Life itself – and Scripture too – is always three steps forward and two steps backward. It gets the point and then loses it or doubts it . . . Isn’t it a consolation to know that life is not a straight line? Many of us wish and have been told that it should be, but I haven’t met a life yet that’s a clear and straight line to truth, to self, or to God. And I even met Mother Teresa! It’s always about getting the point and missing the point.
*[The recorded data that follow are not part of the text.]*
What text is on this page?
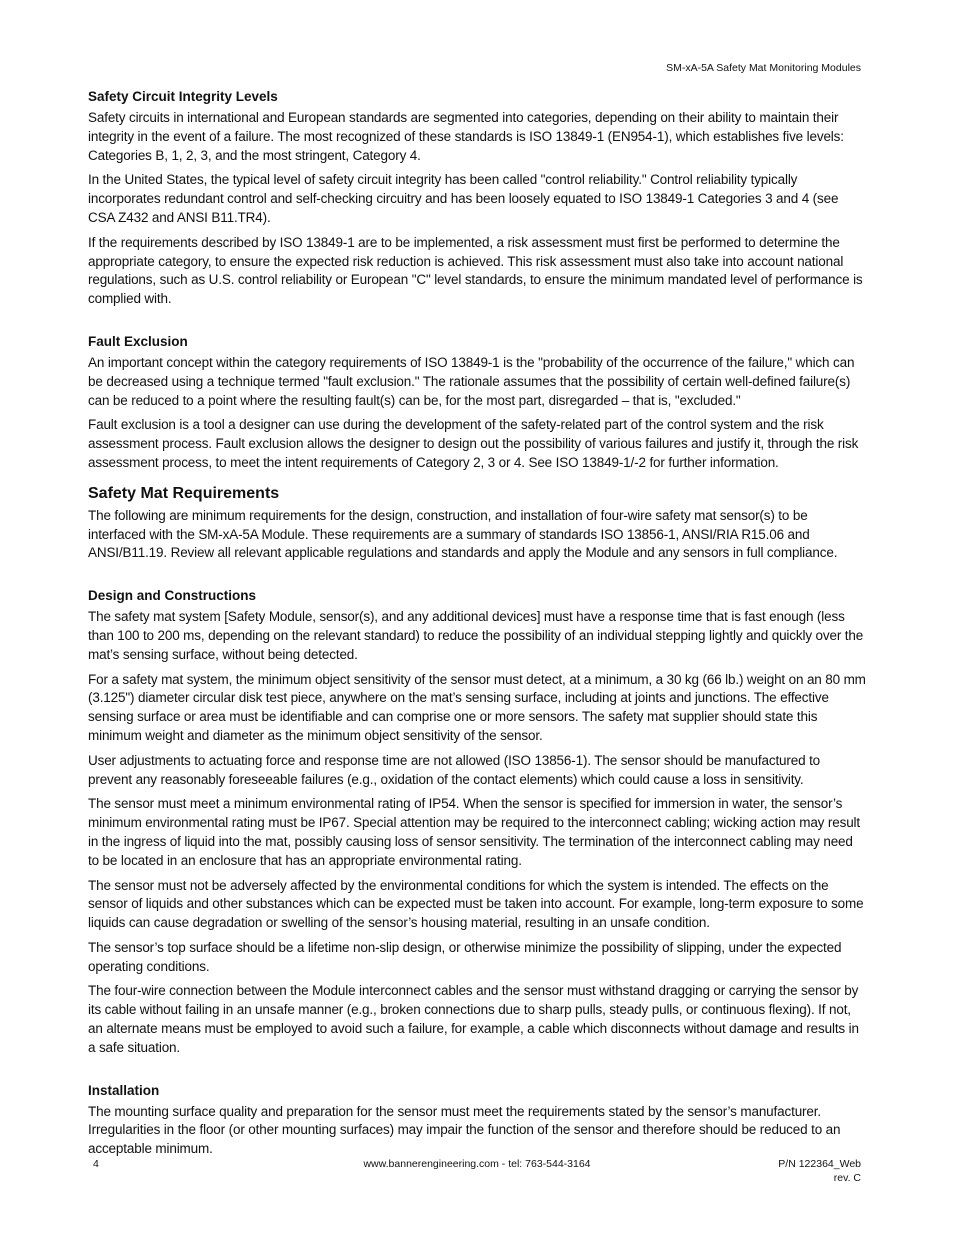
SM-xA-5A Safety Mat Monitoring Modules
Safety Circuit Integrity Levels

Safety circuits in international and European standards are segmented into categories, depending on their ability to maintain their integrity in the event of a failure. The most recognized of these standards is ISO 13849-1 (EN954-1), which establishes five levels: Categories B, 1, 2, 3, and the most stringent, Category 4.

In the United States, the typical level of safety circuit integrity has been called "control reliability." Control reliability typically incorporates redundant control and self-checking circuitry and has been loosely equated to ISO 13849-1 Categories 3 and 4 (see CSA Z432 and ANSI B11.TR4).

If the requirements described by ISO 13849-1 are to be implemented, a risk assessment must first be performed to determine the appropriate category, to ensure the expected risk reduction is achieved. This risk assessment must also take into account national regulations, such as U.S. control reliability or European "C" level standards, to ensure the minimum mandated level of performance is complied with.

Fault Exclusion

An important concept within the category requirements of ISO 13849-1 is the "probability of the occurrence of the failure," which can be decreased using a technique termed "fault exclusion." The rationale assumes that the possibility of certain well-defined failure(s) can be reduced to a point where the resulting fault(s) can be, for the most part, disregarded – that is, "excluded."

Fault exclusion is a tool a designer can use during the development of the safety-related part of the control system and the risk assessment process. Fault exclusion allows the designer to design out the possibility of various failures and justify it, through the risk assessment process, to meet the intent requirements of Category 2, 3 or 4. See ISO 13849-1/-2 for further information.

Safety Mat Requirements

The following are minimum requirements for the design, construction, and installation of four-wire safety mat sensor(s) to be interfaced with the SM-xA-5A Module. These requirements are a summary of standards ISO 13856-1, ANSI/RIA R15.06 and ANSI/B11.19. Review all relevant applicable regulations and standards and apply the Module and any sensors in full compliance.

Design and Constructions

The safety mat system [Safety Module, sensor(s), and any additional devices] must have a response time that is fast enough (less than 100 to 200 ms, depending on the relevant standard) to reduce the possibility of an individual stepping lightly and quickly over the mat’s sensing surface, without being detected.

For a safety mat system, the minimum object sensitivity of the sensor must detect, at a minimum, a 30 kg (66 lb.) weight on an 80 mm (3.125") diameter circular disk test piece, anywhere on the mat’s sensing surface, including at joints and junctions. The effective sensing surface or area must be identifiable and can comprise one or more sensors. The safety mat supplier should state this minimum weight and diameter as the minimum object sensitivity of the sensor.

User adjustments to actuating force and response time are not allowed (ISO 13856-1). The sensor should be manufactured to prevent any reasonably foreseeable failures (e.g., oxidation of the contact elements) which could cause a loss in sensitivity.

The sensor must meet a minimum environmental rating of IP54. When the sensor is specified for immersion in water, the sensor’s minimum environmental rating must be IP67. Special attention may be required to the interconnect cabling; wicking action may result in the ingress of liquid into the mat, possibly causing loss of sensor sensitivity. The termination of the interconnect cabling may need to be located in an enclosure that has an appropriate environmental rating.

The sensor must not be adversely affected by the environmental conditions for which the system is intended. The effects on the sensor of liquids and other substances which can be expected must be taken into account. For example, long-term exposure to some liquids can cause degradation or swelling of the sensor’s housing material, resulting in an unsafe condition.

The sensor’s top surface should be a lifetime non-slip design, or otherwise minimize the possibility of slipping, under the expected operating conditions.

The four-wire connection between the Module interconnect cables and the sensor must withstand dragging or carrying the sensor by its cable without failing in an unsafe manner (e.g., broken connections due to sharp pulls, steady pulls, or continuous flexing). If not, an alternate means must be employed to avoid such a failure, for example, a cable which disconnects without damage and results in a safe situation.

Installation

The mounting surface quality and preparation for the sensor must meet the requirements stated by the sensor’s manufacturer. Irregularities in the floor (or other mounting surfaces) may impair the function of the sensor and therefore should be reduced to an acceptable minimum.

4	www.bannerengineering.com - tel: 763-544-3164	P/N 122364_Web
rev. C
It’s God entering our lives and then our fighting, avoiding, running from that very possibility . . . Fortunately, God works with all of it, both the forward and the backward, and that’s what bases the whole journey precisely in divine mercy or what the Bible calls “steadfast love” (hesed).

Richard Rohr in Daily Meditation August 25, 2014, adapted from Things Hidden: Scripture as Spirituality

If you could do it, I suppose, it would be a good idea to live your life in a straight line – starting, say, in the Dark Wood of Error, and proceeding by logical steps through Hell and Purgatory and into Heaven. Or you could take the Kings Highway past appropriately named dangers, toils, and snares, and finally cross the River of Death and enter the Celestial City.

But that is not the way I have done it, so far. I am a pilgrim, but my pilgrimage has been wandering and unmarked. Often what has looked like a straight line to me has been a circle or a doubling back. I have been in the Dark Wood of Error any number of times. I have known something of Hell, Purgatory, and Heaven, but not always in that order. The names of many snares and dangers have been made known to me, but I have seen them only in looking back. Often I have not known where I was going until I was already there. I have had my share of desires and goals, but my life has come to me or I have gone to it mainly by way of mistakes and surprises. Often I have received better than I have deserved. Often my fairest hopes have rested on bad mistakes. I am an ignorant pilgrim, crossing a dark valley. And yet for a long time, looking back, I have been unable to shake off the feeling that I have been led – make of that what you will.